Tout y est, rien n’y manque. Ce costume d’homme porte la marque du meilleur tailleur londonien, comme cette robe de ville, ce tailleur, porte l’empreinte de Paquin ou de Redfem.

Allons-nous-en, j’en ai assez, fit-il en se levant.

Après avoir payé sa consommation il quitta le café.

Peu après il prenait un tramway qui allait vers les quais et à midi il était à bord.

Il dîna, fit une sieste de deux heures et à quatre heures, recommençait sa pénible besogne jusqu’à huit heures. Pendant qu’il dormait, le bateau quittait le port. Au matin, quand il se réveilla, il ne vit plus que de l’eau. À mesure qu’il descendait vers l’Antarctique la mer devenait plus houleuse.

À l’approche du cap Horn c’était presqu’une tempête qui se préparait à éclater.

Des vagues énormes balayaient à tout moment le pont. Le vapeur, quoique assez grand, était ballotté de droite à gauche et inversement par la houle.

Il y eut même un moment où le gouvernail ne fonctionnait plus, l’hélice tournant à vide.

Le capitaine donna ordre de faire face à la tempête au lieu de l’avoir par les côtés.

Ainsi, louvoyant, mais n’avançant guère, on parvint au détroit de Magellan.
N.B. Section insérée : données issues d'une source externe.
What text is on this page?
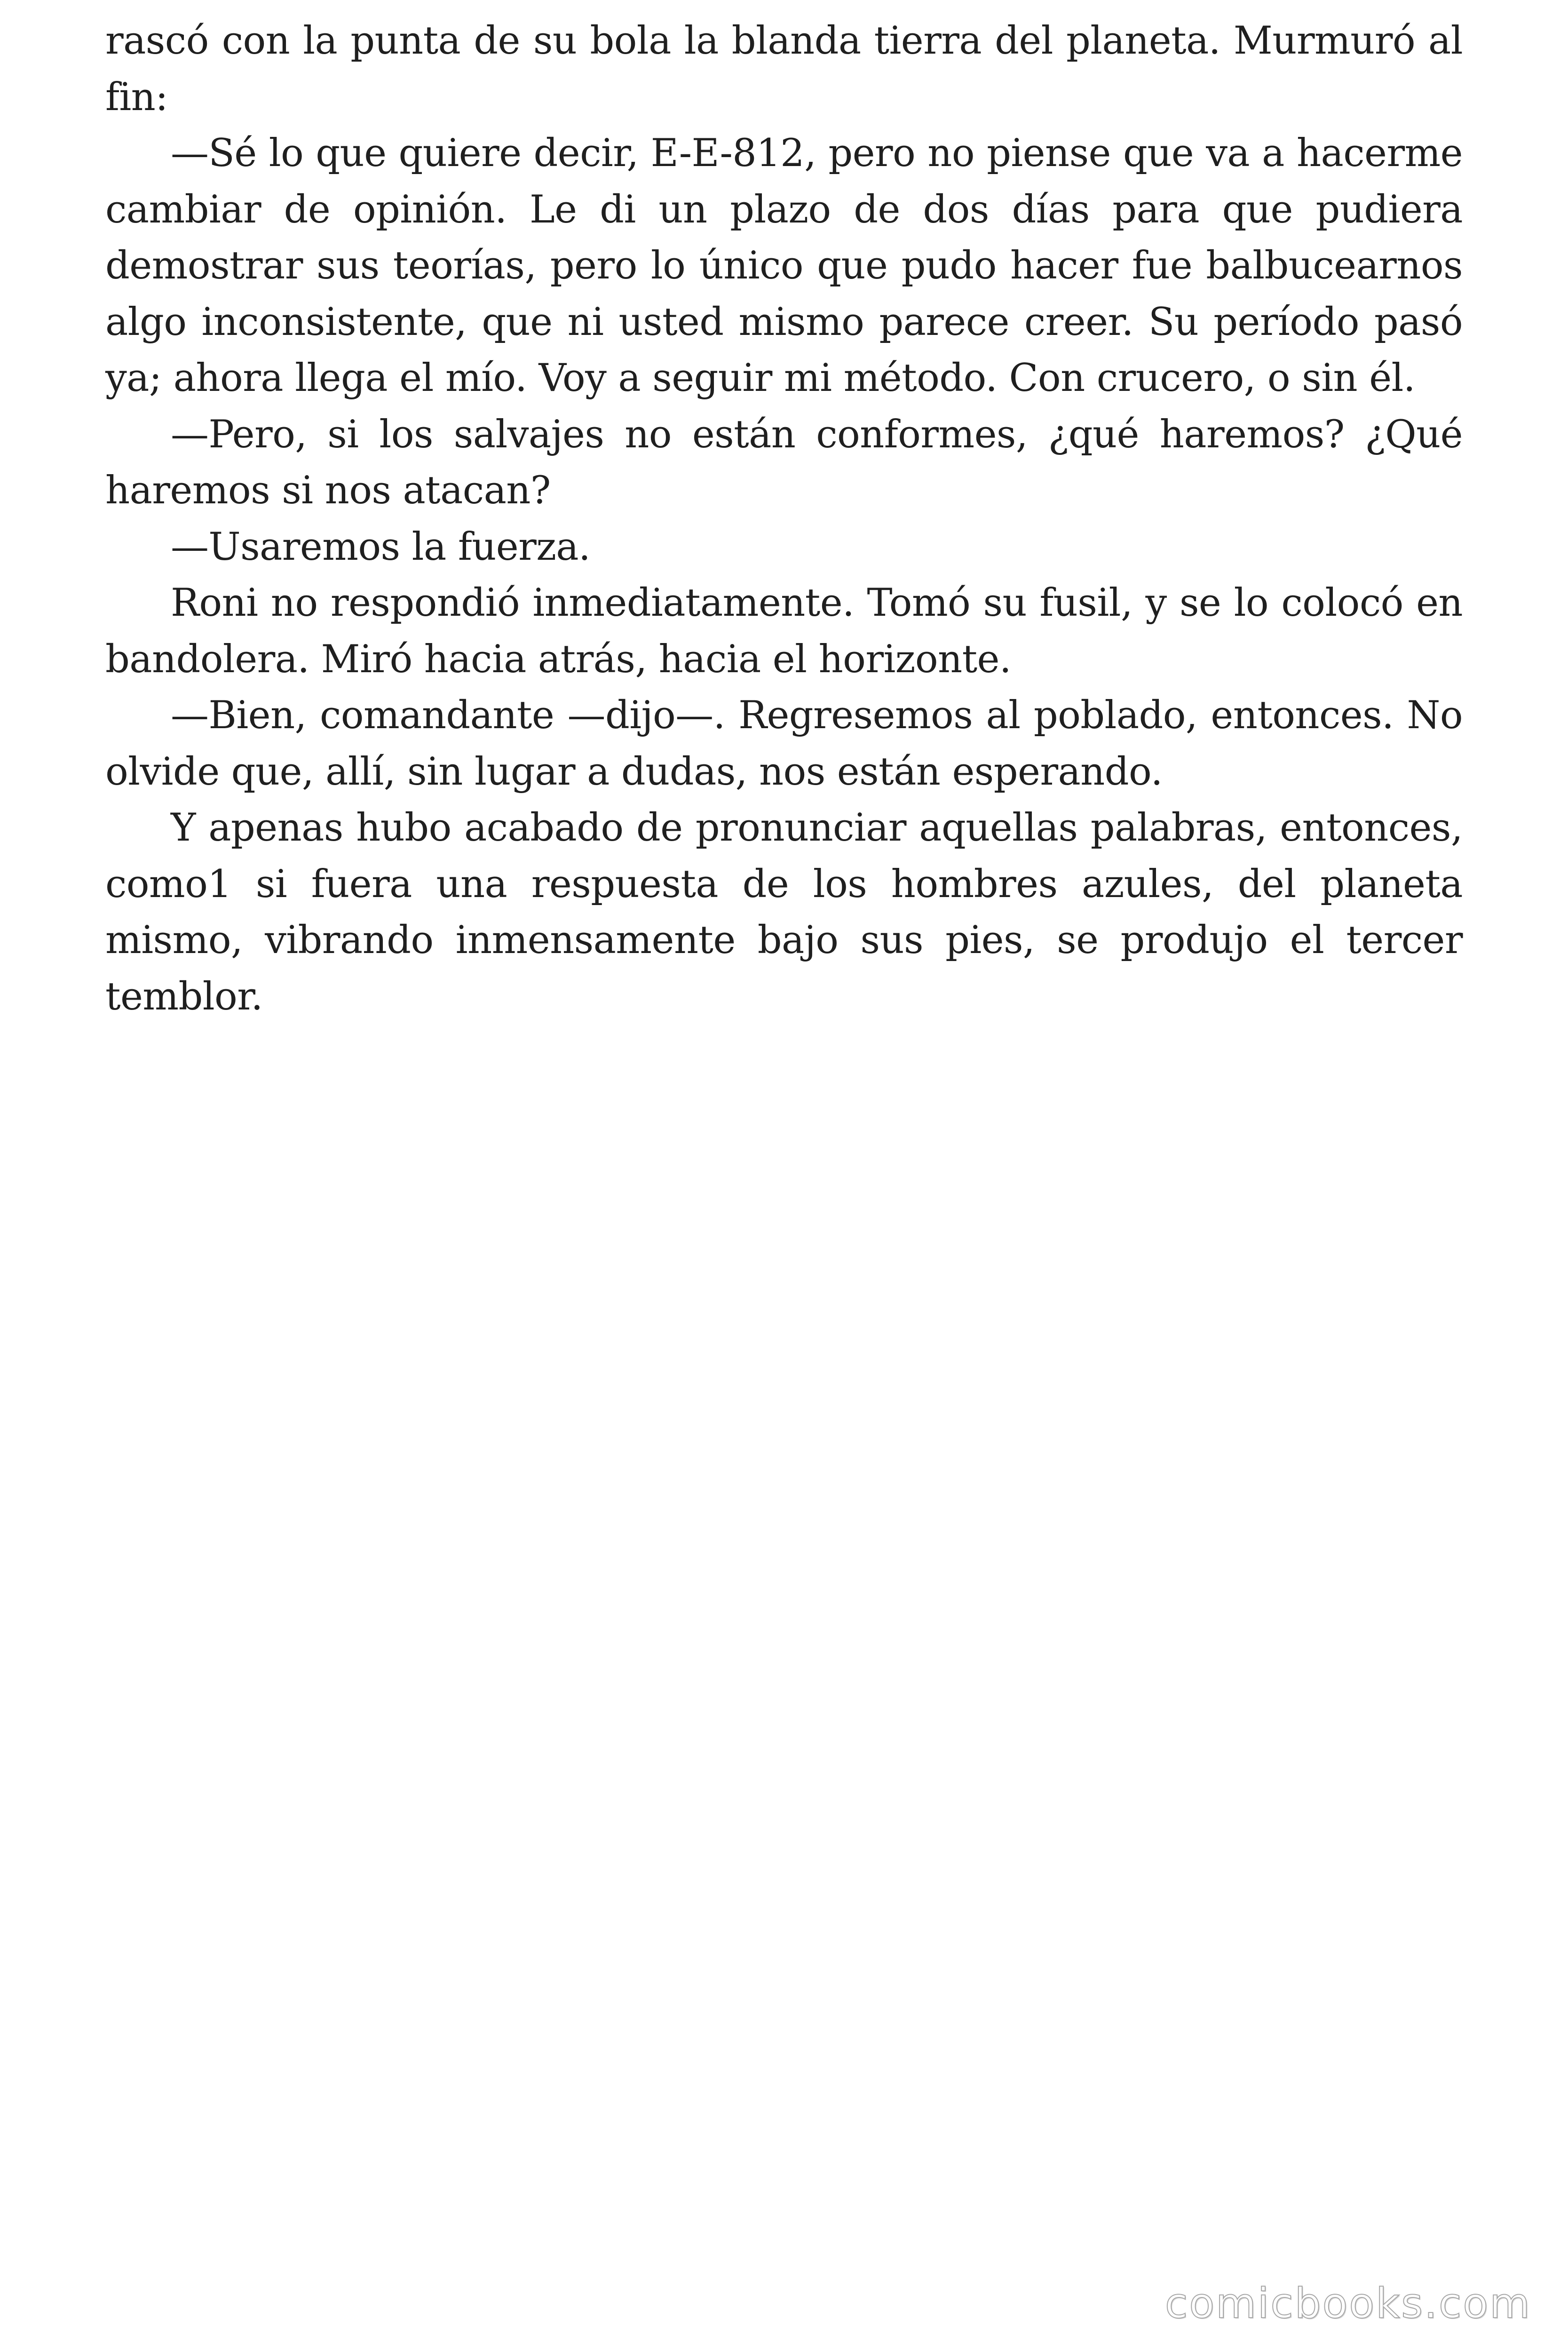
rascó con la punta de su bola la blanda tierra del planeta. Murmuró al fin:

—Sé lo que quiere decir, E-E-812, pero no piense que va a hacerme cambiar de opinión. Le di un plazo de dos días para que pudiera demostrar sus teorías, pero lo único que pudo hacer fue balbucearnos algo inconsistente, que ni usted mismo parece creer. Su período pasó ya; ahora llega el mío. Voy a seguir mi método. Con crucero, o sin él.

—Pero, si los salvajes no están conformes, ¿qué haremos? ¿Qué haremos si nos atacan?

—Usaremos la fuerza.

Roni no respondió inmediatamente. Tomó su fusil, y se lo colocó en bandolera. Miró hacia atrás, hacia el horizonte.

—Bien, comandante —dijo—. Regresemos al poblado, entonces. No olvide que, allí, sin lugar a dudas, nos están esperando.

Y apenas hubo acabado de pronunciar aquellas palabras, entonces, como1 si fuera una respuesta de los hombres azules, del planeta mismo, vibrando inmensamente bajo sus pies, se produjo el tercer temblor.

comicbooks.com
Alors forçant l’allure et à toute vapeur on franchit la mauvaise passe et on déboucha dans l’océan Pacifique. La rencontre des deux océans était dépassée sans trop de dommages.

Le détroit passé, le temps commença à se radoucir. À mesure qu’on approchait du Chili, le calme revenait. Lucien remarqua que dans le Pacifique c’était le roulis, mais très doux, qui était de règle, alors que dans l’Atlantique c’était le tangage qui régnait. Cela vaut mieux pour moi qui n’ai pas encore le pied marin, songea-t-il.

Quelques jours après on atteignait Valparaiso, mais Lucien écœuré de sa descente à Buenos Ayres resta à bord. Je fuis l’Europe, pensa-t-il et je la retrouve ici en plein ! Finalement huit jours après le départ du grand port chilien on commença à distinguer un promontoire qui s’agrandissait de plus en plus.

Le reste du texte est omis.